Observation data (J2000.0 epoch)
- Constellation: Draco
- Right ascension: 17^{h} 27^{m} 49.70^{s}
- Declination: +53° 46′ 51.98″
- Redshift: 0.207131
- Heliocentric radial velocity: 62,096 ± 9 km/s
- Distance: 2,984.7 ± 208.9 Mly (915.12 ± 64.06 Mpc)
- Group or cluster: WHL J172749.7+534652
- magnitude (J): 14.80

Characteristics
- Type: FR II
- Size: ~562,000 ly (172.4 kpc) (estimated)

Other designations
- 2MASX J17274974+5346513, NVGRC J172749.9+534647, LEDA 2450625, RGZ J172749.5+534647, SDSS J172749.68+534651.6, WHL J172749.7+534652 BCG

= RGZ J172749.5+534647 =

Radio galaxy in the constellation Draco

RGZ J172749.5+534647 also known as J172749+534651, is a radio galaxy in the constellation of Draco. The redshift of the galaxy is (z) 0.207.

== Description ==
RGZ J172749.5+534647 is a red luminous galaxy residing as the brightest cluster galaxy (BCG) of the galaxy cluster, WHL J172749.7+534652 with at least 18 confirmed galaxy member candidates. The r-band magnitude for the galaxy is estimated to be 17.22 magnitude. The absolute magnitude of the galaxy is -22.77.

The nucleus is categorized as active and it is a Fanaroff-Riley Class Type II radio galaxy. A study published in 2011, reported the presence of both a radio core and hot spot features. The total radio luminosity is 26.6 W Hz^{-1} and the radio flux density is 1040.5 mJy at 1.4 GHz frequencies. The source has a total angular size of 146.4 arcseconds and a linear size of 496.37 kiloparsecs.

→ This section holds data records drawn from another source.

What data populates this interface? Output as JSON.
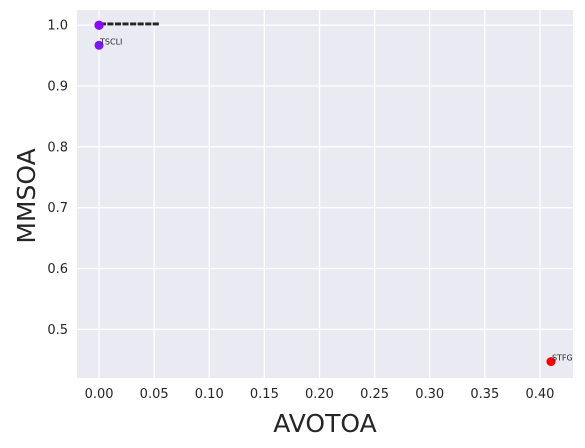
{
  "chart_data": {
    "type": "scatter",
    "title": "",
    "xlabel": "AVOTOA",
    "ylabel": "MMSOA",
    "xlim": [
      -0.02,
      0.43
    ],
    "ylim": [
      0.42,
      1.025
    ],
    "xticks": [
      0.0,
      0.05,
      0.1,
      0.15,
      0.2,
      0.25,
      0.3,
      0.35,
      0.4
    ],
    "xtick_labels": [
      "0.00",
      "0.05",
      "0.10",
      "0.15",
      "0.20",
      "0.25",
      "0.30",
      "0.35",
      "0.40"
    ],
    "yticks": [
      0.5,
      0.6,
      0.7,
      0.8,
      0.9,
      1.0
    ],
    "ytick_labels": [
      "0.5",
      "0.6",
      "0.7",
      "0.8",
      "0.9",
      "1.0"
    ],
    "grid": true,
    "background": "#eaeaf2",
    "grid_color": "#ffffff",
    "points": [
      {
        "x": 0.0,
        "y": 1.0,
        "label": "",
        "color": "#8000ff"
      },
      {
        "x": 0.0,
        "y": 1.0,
        "label": "",
        "color": "#7a0dff"
      },
      {
        "x": 0.0,
        "y": 1.0,
        "label": "",
        "color": "#741aff"
      },
      {
        "x": 0.0,
        "y": 1.0,
        "label": "",
        "color": "#6a28ff"
      },
      {
        "x": 0.0,
        "y": 1.0,
        "label": "",
        "color": "#8a08ff"
      },
      {
        "x": 0.0,
        "y": 0.967,
        "label": "TSCLI",
        "color": "#7c18f4"
      },
      {
        "x": 0.41,
        "y": 0.447,
        "label": "STFG",
        "color": "#ff0000"
      }
    ]
  }
}
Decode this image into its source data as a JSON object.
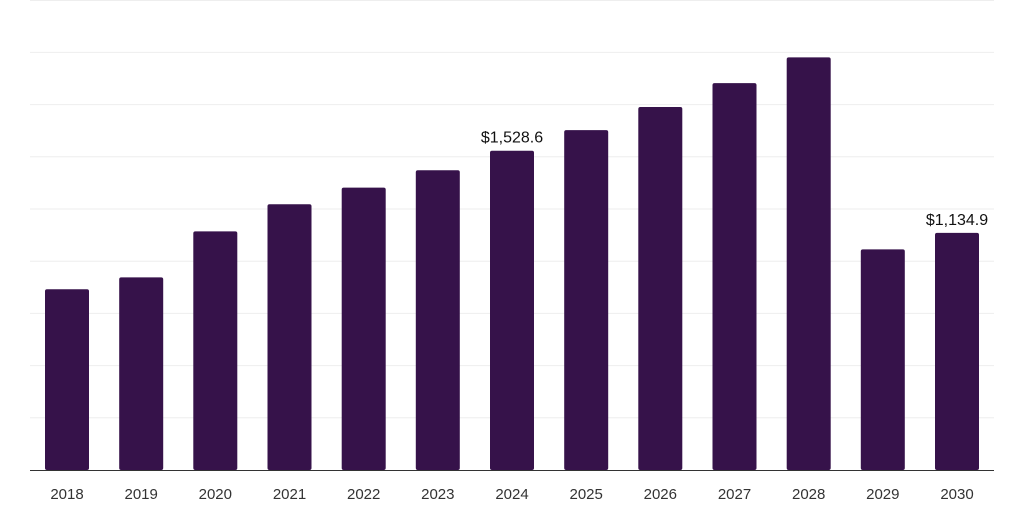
{
  "chart_data": {
    "type": "bar",
    "title": "",
    "xlabel": "",
    "ylabel": "",
    "ylim": [
      0,
      2250
    ],
    "grid": true,
    "categories": [
      "2018",
      "2019",
      "2020",
      "2021",
      "2022",
      "2023",
      "2024",
      "2025",
      "2026",
      "2027",
      "2028",
      "2029",
      "2030"
    ],
    "values": [
      865,
      922,
      1142,
      1272,
      1352,
      1435,
      1528.6,
      1627,
      1738,
      1852,
      1975,
      1056,
      1134.9
    ],
    "data_labels": [
      {
        "index": 6,
        "text": "$1,528.6"
      },
      {
        "index": 12,
        "text": "$1,134.9"
      }
    ],
    "colors": {
      "bar": "#36124a",
      "grid": "#eeeeee",
      "axis": "#333333"
    }
  }
}
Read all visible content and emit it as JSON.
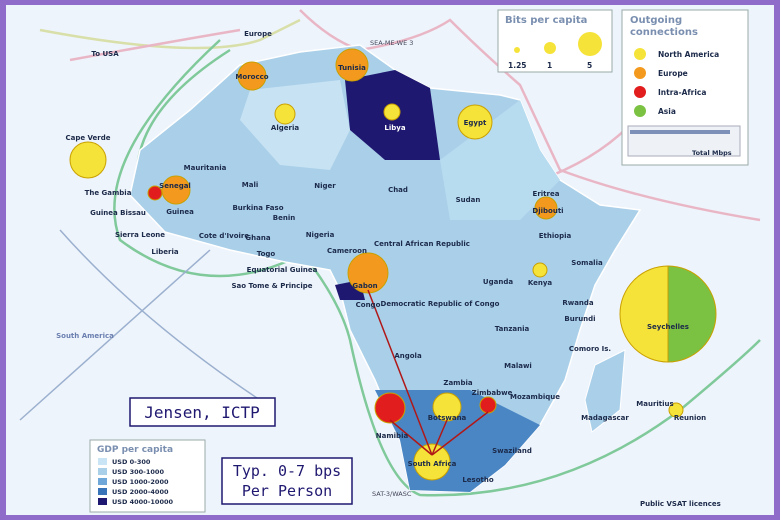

The radio lobes are resolved, with the eastern radio lobe having a 1.4 GHz flux density of 188.2 mJy, while the western lobe has a flux density of 486.7 mJy, based on data made by the Faint Images of the Radio Sky at Twenty-Centimeters (FIRST) at 3σ flux density cuts. The lengths of the lobes at 3σ cuts are 193 and 239 kiloparsecs respectively. It is also a giant radio source approximately 4.5 arcseconds in extent and is further categorized as a double-lobed galaxy with a possible core-jet structure.